Vmgen (Gforth 0.6.1)

Node:VM profiler, Previous:VM disassembler, Up:Using the generated code

VM profiler

The VM profiler is designed for getting execution and occurence counts for VM instruction sequences, and these counts can then be used for selecting sequences as superinstructions. The VM profiler is probably not useful as profiling tool for the interpretive system. I.e., the VM profiler is useful for the developers, but not the users of the interpretive system.

The output of the profiler is: for each basic block (executed at least once), it produces the dynamic execution count of that basic block and all its subsequences; e.g.,

       9227465  lit storelocal
       9227465  storelocal branch
       9227465  lit storelocal branch

I.e., a basic block consisting of lit storelocal branch is executed 9227465 times.

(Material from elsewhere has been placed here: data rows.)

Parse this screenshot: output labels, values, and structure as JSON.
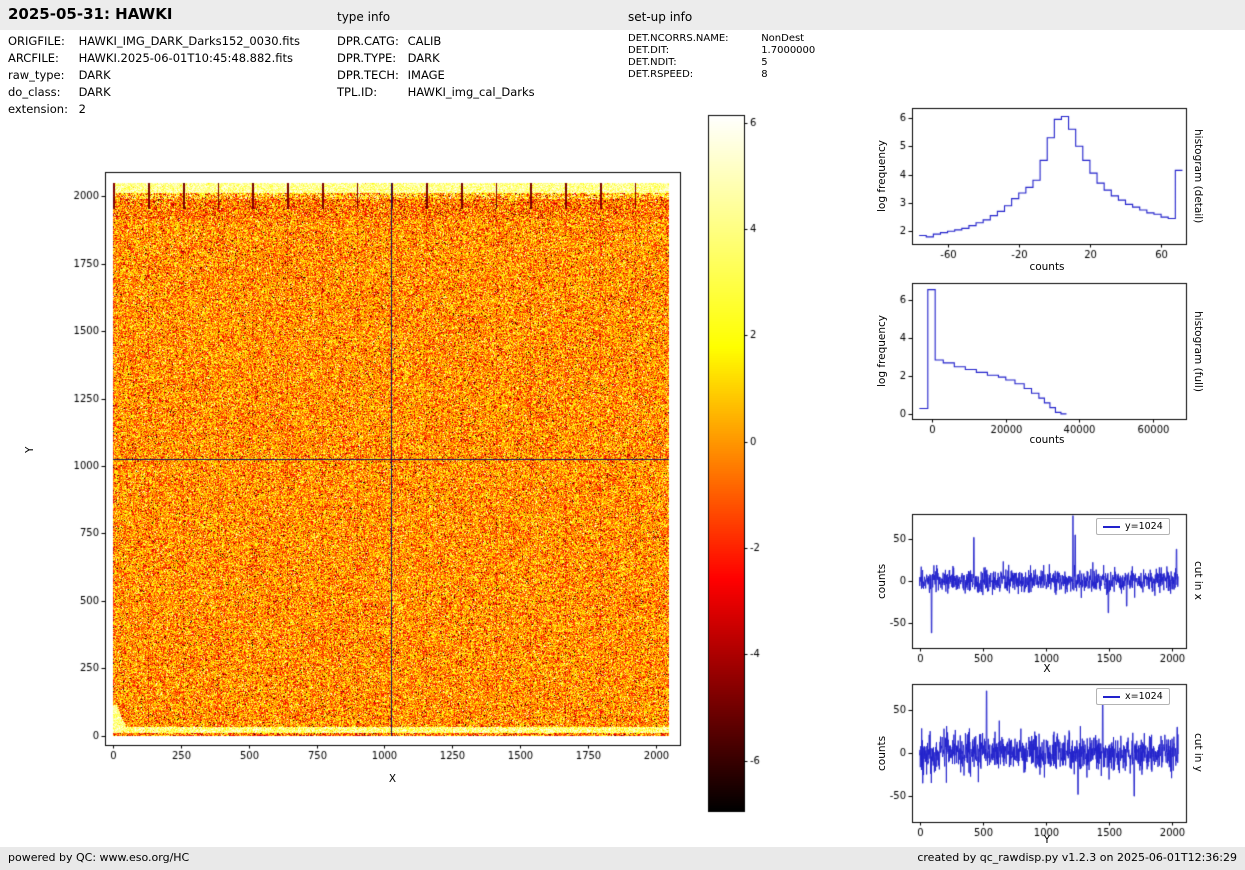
{
  "header": {
    "title": "2025-05-31: HAWKI",
    "type_info_label": "type info",
    "setup_info_label": "set-up info"
  },
  "file_info": {
    "rows": [
      {
        "label": "ORIGFILE:",
        "value": "HAWKI_IMG_DARK_Darks152_0030.fits"
      },
      {
        "label": "ARCFILE:",
        "value": "HAWKI.2025-06-01T10:45:48.882.fits"
      },
      {
        "label": "raw_type:",
        "value": "DARK"
      },
      {
        "label": "do_class:",
        "value": "DARK"
      },
      {
        "label": "extension:",
        "value": "2"
      }
    ]
  },
  "type_info": {
    "rows": [
      {
        "label": "DPR.CATG:",
        "value": "CALIB"
      },
      {
        "label": "DPR.TYPE:",
        "value": "DARK"
      },
      {
        "label": "DPR.TECH:",
        "value": "IMAGE"
      },
      {
        "label": "TPL.ID:",
        "value": "HAWKI_img_cal_Darks"
      }
    ]
  },
  "setup_info": {
    "rows": [
      {
        "label": "DET.NCORRS.NAME:",
        "value": "NonDest"
      },
      {
        "label": "DET.DIT:",
        "value": "1.7000000"
      },
      {
        "label": "DET.NDIT:",
        "value": "5"
      },
      {
        "label": "DET.RSPEED:",
        "value": "8"
      }
    ]
  },
  "footer": {
    "left": "powered by QC: www.eso.org/HC",
    "right": "created by qc_rawdisp.py v1.2.3 on 2025-06-01T12:36:29"
  },
  "colors": {
    "line": "#2222cc",
    "crosshair": "#14145a",
    "axis": "#000000"
  },
  "chart_data": [
    {
      "id": "main_image",
      "type": "heatmap",
      "xlabel": "X",
      "ylabel": "Y",
      "xticks": [
        0,
        250,
        500,
        750,
        1000,
        1250,
        1500,
        1750,
        2000
      ],
      "yticks": [
        0,
        250,
        500,
        750,
        1000,
        1250,
        1500,
        1750,
        2000
      ],
      "xlim": [
        -30,
        2090
      ],
      "ylim": [
        -35,
        2090
      ],
      "extent": [
        0,
        2048
      ],
      "colormap": "hot",
      "vmin": -6.95,
      "vmax": 6.15,
      "features": {
        "noise_sigma": 1.7,
        "channel_stripe_period": 128,
        "bright_top_band_y": [
          2014,
          2048
        ],
        "bright_bottom_band_y": [
          14,
          36
        ],
        "crosshair_x": 1024,
        "crosshair_y": 1024
      }
    },
    {
      "id": "colorbar",
      "type": "colorbar",
      "colormap": "hot",
      "vmin": -6.95,
      "vmax": 6.15,
      "ticks": [
        6,
        4,
        2,
        0,
        -2,
        -4,
        -6
      ]
    },
    {
      "id": "hist_detail",
      "type": "line",
      "xlabel": "counts",
      "ylabel": "log frequency",
      "side_label": "histogram (detail)",
      "xlim": [
        -80,
        74
      ],
      "ylim": [
        1.55,
        6.35
      ],
      "xticks": [
        -60,
        -20,
        20,
        60
      ],
      "yticks": [
        2,
        3,
        4,
        5,
        6
      ],
      "bin_width": 4,
      "bins": [
        [
          -76,
          1.85
        ],
        [
          -72,
          1.8
        ],
        [
          -68,
          1.9
        ],
        [
          -64,
          1.95
        ],
        [
          -60,
          2.0
        ],
        [
          -56,
          2.05
        ],
        [
          -52,
          2.1
        ],
        [
          -48,
          2.2
        ],
        [
          -44,
          2.3
        ],
        [
          -40,
          2.4
        ],
        [
          -36,
          2.55
        ],
        [
          -32,
          2.7
        ],
        [
          -28,
          2.9
        ],
        [
          -24,
          3.15
        ],
        [
          -20,
          3.35
        ],
        [
          -16,
          3.55
        ],
        [
          -12,
          3.8
        ],
        [
          -8,
          4.5
        ],
        [
          -4,
          5.3
        ],
        [
          0,
          5.95
        ],
        [
          4,
          6.05
        ],
        [
          8,
          5.6
        ],
        [
          12,
          5.0
        ],
        [
          16,
          4.5
        ],
        [
          20,
          4.05
        ],
        [
          24,
          3.7
        ],
        [
          28,
          3.45
        ],
        [
          32,
          3.25
        ],
        [
          36,
          3.1
        ],
        [
          40,
          2.95
        ],
        [
          44,
          2.85
        ],
        [
          48,
          2.75
        ],
        [
          52,
          2.65
        ],
        [
          56,
          2.6
        ],
        [
          60,
          2.5
        ],
        [
          64,
          2.45
        ],
        [
          68,
          4.15
        ]
      ]
    },
    {
      "id": "hist_full",
      "type": "line",
      "xlabel": "counts",
      "ylabel": "log frequency",
      "side_label": "histogram (full)",
      "xlim": [
        -5500,
        69000
      ],
      "ylim": [
        -0.25,
        6.9
      ],
      "xticks": [
        0,
        20000,
        40000,
        60000
      ],
      "yticks": [
        0,
        2,
        4,
        6
      ],
      "points": [
        [
          -3500,
          0.3
        ],
        [
          -1200,
          0.3
        ],
        [
          -1200,
          6.55
        ],
        [
          800,
          6.55
        ],
        [
          800,
          2.85
        ],
        [
          3000,
          2.85
        ],
        [
          3000,
          2.7
        ],
        [
          6000,
          2.7
        ],
        [
          6000,
          2.5
        ],
        [
          9000,
          2.5
        ],
        [
          9000,
          2.35
        ],
        [
          12000,
          2.35
        ],
        [
          12000,
          2.2
        ],
        [
          15000,
          2.2
        ],
        [
          15000,
          2.05
        ],
        [
          18000,
          2.05
        ],
        [
          18000,
          1.95
        ],
        [
          20000,
          1.95
        ],
        [
          20000,
          1.8
        ],
        [
          22500,
          1.8
        ],
        [
          22500,
          1.6
        ],
        [
          25000,
          1.6
        ],
        [
          25000,
          1.35
        ],
        [
          27000,
          1.35
        ],
        [
          27000,
          1.1
        ],
        [
          29000,
          1.1
        ],
        [
          29000,
          0.85
        ],
        [
          30500,
          0.85
        ],
        [
          30500,
          0.6
        ],
        [
          32000,
          0.6
        ],
        [
          32000,
          0.35
        ],
        [
          33500,
          0.35
        ],
        [
          33500,
          0.1
        ],
        [
          35000,
          0.1
        ],
        [
          35000,
          0.02
        ],
        [
          36500,
          0.02
        ]
      ]
    },
    {
      "id": "cut_x",
      "type": "line",
      "xlabel": "X",
      "ylabel": "counts",
      "side_label": "cut in x",
      "legend": "y=1024",
      "xlim": [
        -60,
        2110
      ],
      "ylim": [
        -80,
        80
      ],
      "xticks": [
        0,
        500,
        1000,
        1500,
        2000
      ],
      "yticks": [
        -50,
        0,
        50
      ],
      "noise_sigma": 7,
      "seed": 77,
      "spikes": [
        {
          "x": 95,
          "y": -62
        },
        {
          "x": 430,
          "y": 52
        },
        {
          "x": 1215,
          "y": 78
        },
        {
          "x": 1232,
          "y": 55
        },
        {
          "x": 1495,
          "y": -38
        },
        {
          "x": 1640,
          "y": -30
        },
        {
          "x": 2035,
          "y": 38
        }
      ]
    },
    {
      "id": "cut_y",
      "type": "line",
      "xlabel": "Y",
      "ylabel": "counts",
      "side_label": "cut in y",
      "legend": "x=1024",
      "xlim": [
        -60,
        2110
      ],
      "ylim": [
        -80,
        80
      ],
      "xticks": [
        0,
        500,
        1000,
        1500,
        2000
      ],
      "yticks": [
        -50,
        0,
        50
      ],
      "noise_sigma": 11,
      "seed": 99,
      "spikes": [
        {
          "x": 25,
          "y": -35
        },
        {
          "x": 530,
          "y": 72
        },
        {
          "x": 1255,
          "y": -48
        },
        {
          "x": 1450,
          "y": 66
        },
        {
          "x": 1700,
          "y": -50
        },
        {
          "x": 2040,
          "y": 30
        }
      ]
    }
  ]
}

This output can be combined in various ways. E.g., vmgen-ex/stat.awk adds up the occurences of a given sequence wrt dynamic execution, static occurence, and per-program occurence. E.g.,

      2      16        36910041 loadlocal lit

indicates that the sequence loadlocal lit occurs in 2 programs, in 16 places, and has been executed 36910041 times. Now you can select superinstructions in any way you like (note that compile time and space typically limit the number of superinstructions to 100-1000). After you have done that, vmgen/seq2rule.awk turns lines of the form above into rules for inclusion in a Vmgen input file. Note that this script does not ensure that all prefixes are defined, so you have to do that in other ways. So, an overall script for turning profiles into superinstructions can look like this:

awk -f stat.awk fib.prof test.prof|
awk '$3>=10000'|                #select sequences
fgrep -v -f peephole-blacklist| #eliminate wrong instructions
awk -f seq2rule.awk|            #turn into superinstructions
sort -k 3 >mini-super.vmg       #sort sequences

Here the dynamic count is used for selecting sequences (preliminary results indicate that the static count gives better results, though); the third line eliminates sequences containing instructions that must not occur in a superinstruction, because they access a stack directly. The dynamic count selection ensures that all subsequences (including prefixes) of longer sequences occur (because subsequences have at least the same count as the longer sequences); the sort in the last line ensures that longer superinstructions occur after their prefixes.

But before using this, you have to have the profiler. Vmgen supports its creation by generating file-profile.i; you also need the wrapper file vmgen-ex/profile.c that you can use almost verbatim.

The profiler works by recording the targets of all VM control flow changes (through SUPER_END during execution, and through BB_BOUNDARY in the front end), and counting (through SUPER_END) how often they were targeted. After the program run, the numbers are corrected such that each VM basic block has the correct count (entering a block without executing a branch does not increase the count, and the correction fixes that), then the subsequences of all basic blocks are printed. To get all this, you just have to define SUPER_END (and BB_BOUNDARY) appropriately, and call vm_print_profile(FILE *file) when you want to output the profile on file.

The file-profile.i is similar to the disassembler file, and it uses variables and functions defined in vmgen-ex/profile.c, plus VM_IS_INST already defined for the VM disassembler (see VM disassembler).